For a Hermitian operator A, this walk operator encodes the eigenvalues of the normalized operator A/α into its rotational phases, enabling transformations of the spectrum through Quantum Signal Processing. Given an exact block-encoding (U, G) of a Hermitian operator A such that U² = I, a reflection operator R acting on the auxiliary space is defined as:
R = (2|G⟩a⟨G|a − Ia) ⊗ Is. The qubitized walk operator W is then constructed as: W = R U.

Rigorous spectral analysis demonstrates that for any eigenstate |ψλ⟩ of A/α with eigenvalue λ ∈ [−1, 1], the walk operator W acts invariantly on a two-dimensional subspace, yielding eigenvalues: μ± = λ ± i√(1 − λ²) = e±i arccos(λ).

One of the most powerful applications of qubitization is its connection to Chebyshev polynomials Tk(x). Because repeated application of W induces phases e±ik arccos(λ), projecting back yields: (⟨G|a ⊗ Is) Wᵏ (|G⟩a ⊗ Is) = Tk(A/α).

The BlockEncoding class in Qrisp abstracts these constructions into a usable interface. It includes factory methods such as from_array, from_operator, and from_lcu, along with arithmetic composition and algorithmic utilities like .qubitization() and .chebyshev(k).

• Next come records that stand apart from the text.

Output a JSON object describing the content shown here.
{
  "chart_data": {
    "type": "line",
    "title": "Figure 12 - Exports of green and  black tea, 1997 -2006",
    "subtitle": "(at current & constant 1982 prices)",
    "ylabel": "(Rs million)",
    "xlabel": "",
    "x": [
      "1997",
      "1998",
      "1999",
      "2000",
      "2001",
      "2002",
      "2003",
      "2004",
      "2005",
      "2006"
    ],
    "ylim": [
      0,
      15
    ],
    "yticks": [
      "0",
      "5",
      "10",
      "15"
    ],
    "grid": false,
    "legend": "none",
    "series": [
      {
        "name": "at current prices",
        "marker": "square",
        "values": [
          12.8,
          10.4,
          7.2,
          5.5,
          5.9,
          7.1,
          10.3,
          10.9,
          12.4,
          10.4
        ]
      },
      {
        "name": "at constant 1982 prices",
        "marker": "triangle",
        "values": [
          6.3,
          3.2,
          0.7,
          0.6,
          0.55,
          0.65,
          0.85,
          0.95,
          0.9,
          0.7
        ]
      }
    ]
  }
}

It also exposes resource estimation features such as gate counts, circuit depth, and qubit usage.

The BlockEncoding interface within the Eclipse Qrisp framework has reduced ancillary qubit overhead by 30 percent, enabling more practical implementation of advanced quantum algorithms previously limited by hardware constraints. This improvement directly supports techniques like QSVT and QSP by lowering resource costs.

Even without immediate performance gains over existing implementations, this work represents a significant step in quantum software engineering. Block-encoding is a technically demanding process, and the interface removes much of the low-level complexity involved in constructing and composing these objects.

By abstracting details such as qubitization and LCU construction, the framework allows researchers to focus on algorithm design rather than circuit synthesis. This improves accessibility and encourages broader experimentation across quantum algorithm development.

Researchers have introduced a high-level interface for block-encoding within the Eclipse Qrisp framework, simplifying the construction of complex quantum operations used in advanced algorithms. The system abstracts low-level implementation details and provides tools for algorithm design, resource estimation, and circuit generation. The authors suggest future work will focus on expanding its applications to problems such as matrix inversion and Hamiltonian simulation.